Consumer appetites are never satisfied in full, cause the objects they buy can never fill the void
The bottom line is money on the Western power scene, where celebrities and porn can let the population dream / They’re pathetic humans living in advertising glut, who devour with a passion what the mainstream vomits up

Dying Fetus, E.U.A. 
Possível referência ao capitalismo no mundo ocidental e cultura do consumismo excessivo

We got everything you want so you don’t have to think again 
From botanicals to synthetic drugs, pharmaceutical industry is born 
It is not to cure, it’s about to control, your money, your health, they want to own it all
We’ll make you addicted, We love your money much more than your pity health
Hypocrisy, Suécia
(Neste caso não tenho de dizer ‘possível referência a …’, está bem claro a referência.)

Para além disso, o underground aborda ainda questões filosóficas, o existencialismo, o subconsciente, a gestão de emoções, também numa forma de autorreflexão e protesto mas, neste caso, protesto espiritual.

O underground no feminino

Jo Bench abriu grande parte do caminho às mulheres em bandas no underground, ao integrar a altamente respeitada banda de death metal, Bolt Thrower, como baixista. 
Num registo de thrash metal onde a Alemanha sempre foi forte, Sabina Classen é uma vocalista lendária e integrante de Holy Moses. No black temos Onielar, vocalista e guitarrista de Darkened Nocturn Slaughtercult. Mythic, nos E.U.A., é referida como, possivelmente, uma das primeiras bandas com apenas membros mulheres no underground.
E, tal como noutros aspetos sociais e artísticos ao longo dos séculos, chegamos para ficar.
Atualmente temos Nervosa e Crypta como dois grandes exemplos de bandas all-female em grandes cartazes do underground.
No nacional, temos Mafalda Hortas no gutural death metal em Karbonsoul, e antes, Inês Freitas, em Burn Damage. Nas cordas temos as ‘Susanas’, a Gamito, e Brochado, integrante de Skinning. Na bateria temos Helena Peixoto e Marta Brissos. Também na organização de eventos underground há a Rita Limede, líder do Xapada Fest, um dos mais brutais de Portugal. Estes são só alguns exemplos, no nacional e internacional. 
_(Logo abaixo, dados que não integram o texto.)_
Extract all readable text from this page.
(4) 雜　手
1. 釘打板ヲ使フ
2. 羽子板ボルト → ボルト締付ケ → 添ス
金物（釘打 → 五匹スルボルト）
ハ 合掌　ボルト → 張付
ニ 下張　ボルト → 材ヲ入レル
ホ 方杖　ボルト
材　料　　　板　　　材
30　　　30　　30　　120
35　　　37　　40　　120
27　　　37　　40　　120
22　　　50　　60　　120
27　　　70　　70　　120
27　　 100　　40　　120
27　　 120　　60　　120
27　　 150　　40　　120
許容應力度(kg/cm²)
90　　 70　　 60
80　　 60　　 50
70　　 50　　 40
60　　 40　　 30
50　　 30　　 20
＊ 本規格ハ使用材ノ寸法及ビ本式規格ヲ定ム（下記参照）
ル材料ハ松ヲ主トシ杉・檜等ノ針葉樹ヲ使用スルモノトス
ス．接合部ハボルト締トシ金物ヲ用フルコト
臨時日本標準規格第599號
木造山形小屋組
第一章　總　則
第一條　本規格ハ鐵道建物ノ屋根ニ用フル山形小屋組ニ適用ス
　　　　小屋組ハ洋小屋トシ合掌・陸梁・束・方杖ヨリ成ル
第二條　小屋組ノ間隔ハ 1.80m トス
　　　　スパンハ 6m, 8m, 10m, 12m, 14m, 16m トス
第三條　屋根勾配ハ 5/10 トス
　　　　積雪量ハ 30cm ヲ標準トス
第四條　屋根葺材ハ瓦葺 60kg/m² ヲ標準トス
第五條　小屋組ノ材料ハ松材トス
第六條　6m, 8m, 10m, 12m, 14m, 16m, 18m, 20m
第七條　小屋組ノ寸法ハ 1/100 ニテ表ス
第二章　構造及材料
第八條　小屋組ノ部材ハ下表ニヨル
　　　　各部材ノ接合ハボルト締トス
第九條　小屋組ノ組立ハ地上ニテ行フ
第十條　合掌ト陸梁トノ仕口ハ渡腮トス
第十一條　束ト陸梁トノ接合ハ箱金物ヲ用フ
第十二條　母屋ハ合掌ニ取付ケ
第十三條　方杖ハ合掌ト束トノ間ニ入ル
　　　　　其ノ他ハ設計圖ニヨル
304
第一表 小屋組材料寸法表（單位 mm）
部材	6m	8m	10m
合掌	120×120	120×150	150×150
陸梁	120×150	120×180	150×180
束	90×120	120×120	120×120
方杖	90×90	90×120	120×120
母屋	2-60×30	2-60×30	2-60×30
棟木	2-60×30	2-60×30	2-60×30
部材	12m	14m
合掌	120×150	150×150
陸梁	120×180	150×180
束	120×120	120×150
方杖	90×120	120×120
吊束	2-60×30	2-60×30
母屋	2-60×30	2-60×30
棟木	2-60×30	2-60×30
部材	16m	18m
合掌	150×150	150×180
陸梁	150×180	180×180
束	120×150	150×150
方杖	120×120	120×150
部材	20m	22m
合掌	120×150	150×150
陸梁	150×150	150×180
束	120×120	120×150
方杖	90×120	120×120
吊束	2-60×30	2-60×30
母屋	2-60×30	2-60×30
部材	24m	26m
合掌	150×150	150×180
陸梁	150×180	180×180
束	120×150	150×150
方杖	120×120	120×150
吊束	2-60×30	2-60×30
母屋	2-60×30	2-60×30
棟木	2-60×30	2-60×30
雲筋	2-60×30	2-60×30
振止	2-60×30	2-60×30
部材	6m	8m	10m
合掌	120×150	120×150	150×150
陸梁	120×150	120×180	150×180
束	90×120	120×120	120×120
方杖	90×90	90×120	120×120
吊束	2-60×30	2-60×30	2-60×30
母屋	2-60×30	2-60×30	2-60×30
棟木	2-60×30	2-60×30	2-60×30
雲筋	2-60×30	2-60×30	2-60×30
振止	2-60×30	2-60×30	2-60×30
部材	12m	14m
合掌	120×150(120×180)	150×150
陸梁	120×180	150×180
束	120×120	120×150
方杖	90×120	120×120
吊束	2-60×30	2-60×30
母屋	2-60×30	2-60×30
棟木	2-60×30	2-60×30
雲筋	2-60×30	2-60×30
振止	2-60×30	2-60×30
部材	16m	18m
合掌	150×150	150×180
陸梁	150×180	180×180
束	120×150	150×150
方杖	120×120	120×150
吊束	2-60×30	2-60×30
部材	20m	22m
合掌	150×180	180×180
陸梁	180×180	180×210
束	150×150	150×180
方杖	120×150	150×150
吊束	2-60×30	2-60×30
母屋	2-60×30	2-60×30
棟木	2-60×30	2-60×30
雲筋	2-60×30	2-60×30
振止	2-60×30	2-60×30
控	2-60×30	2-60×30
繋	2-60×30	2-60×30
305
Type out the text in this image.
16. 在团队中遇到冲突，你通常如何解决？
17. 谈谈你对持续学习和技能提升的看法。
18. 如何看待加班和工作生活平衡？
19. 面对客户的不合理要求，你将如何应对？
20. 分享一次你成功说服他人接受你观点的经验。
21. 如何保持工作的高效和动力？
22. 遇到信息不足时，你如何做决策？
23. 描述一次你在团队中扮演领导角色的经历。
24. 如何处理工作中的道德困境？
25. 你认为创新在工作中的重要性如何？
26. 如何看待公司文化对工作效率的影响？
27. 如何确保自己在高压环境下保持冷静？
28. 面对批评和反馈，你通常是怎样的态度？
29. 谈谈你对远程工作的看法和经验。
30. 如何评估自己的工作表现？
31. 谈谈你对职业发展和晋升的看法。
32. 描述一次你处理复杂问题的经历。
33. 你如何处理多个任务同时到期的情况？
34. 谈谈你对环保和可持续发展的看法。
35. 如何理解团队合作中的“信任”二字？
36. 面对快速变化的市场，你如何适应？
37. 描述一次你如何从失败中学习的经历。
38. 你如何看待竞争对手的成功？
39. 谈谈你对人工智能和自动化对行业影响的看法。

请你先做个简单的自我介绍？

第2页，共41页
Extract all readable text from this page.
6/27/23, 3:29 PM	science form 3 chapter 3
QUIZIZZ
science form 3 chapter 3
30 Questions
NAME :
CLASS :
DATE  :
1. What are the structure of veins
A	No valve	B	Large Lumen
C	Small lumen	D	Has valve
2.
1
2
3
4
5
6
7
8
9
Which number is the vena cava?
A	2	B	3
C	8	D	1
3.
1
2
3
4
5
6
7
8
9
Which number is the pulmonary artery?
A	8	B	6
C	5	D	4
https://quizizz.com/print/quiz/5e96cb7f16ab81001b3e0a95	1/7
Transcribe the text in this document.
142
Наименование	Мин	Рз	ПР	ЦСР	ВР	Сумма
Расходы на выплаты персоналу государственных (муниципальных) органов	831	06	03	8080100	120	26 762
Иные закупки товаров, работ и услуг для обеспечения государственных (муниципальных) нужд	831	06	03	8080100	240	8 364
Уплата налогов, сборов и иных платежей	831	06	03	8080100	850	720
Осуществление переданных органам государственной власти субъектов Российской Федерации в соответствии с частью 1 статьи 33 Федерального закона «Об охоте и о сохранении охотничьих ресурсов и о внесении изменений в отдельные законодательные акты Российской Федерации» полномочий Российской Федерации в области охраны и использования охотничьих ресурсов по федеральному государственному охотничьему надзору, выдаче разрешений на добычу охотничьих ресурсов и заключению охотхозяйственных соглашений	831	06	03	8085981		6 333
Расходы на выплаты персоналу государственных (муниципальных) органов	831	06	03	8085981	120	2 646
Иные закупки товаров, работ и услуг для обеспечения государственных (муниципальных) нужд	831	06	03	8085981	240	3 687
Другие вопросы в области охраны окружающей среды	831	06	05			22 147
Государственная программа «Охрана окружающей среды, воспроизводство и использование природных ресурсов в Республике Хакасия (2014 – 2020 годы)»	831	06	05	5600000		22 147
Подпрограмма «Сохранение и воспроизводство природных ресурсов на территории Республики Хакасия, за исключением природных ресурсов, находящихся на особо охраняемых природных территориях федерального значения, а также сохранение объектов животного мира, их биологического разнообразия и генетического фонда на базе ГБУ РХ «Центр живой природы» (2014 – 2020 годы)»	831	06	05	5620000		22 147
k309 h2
Protesto no underground nacional

Este tema irá ficar para um 2º capítulo porque, desde a falta histórica de apoios na Cultura, até ao encerramento do Stop, há mesmo muita coisa a dizer.
Vou só deixar-vos com uma palavra: Statenskeelturrad (sueco, fundo estatal para cultura)
Com a instauração do Estado Social de Bem-Estar nos nórdicos, perto dos anos 60, passou a incluir um fundo para a cultura, que engloba também o metal (daí os nórdicos serem os países com mais bandas metal, e não só).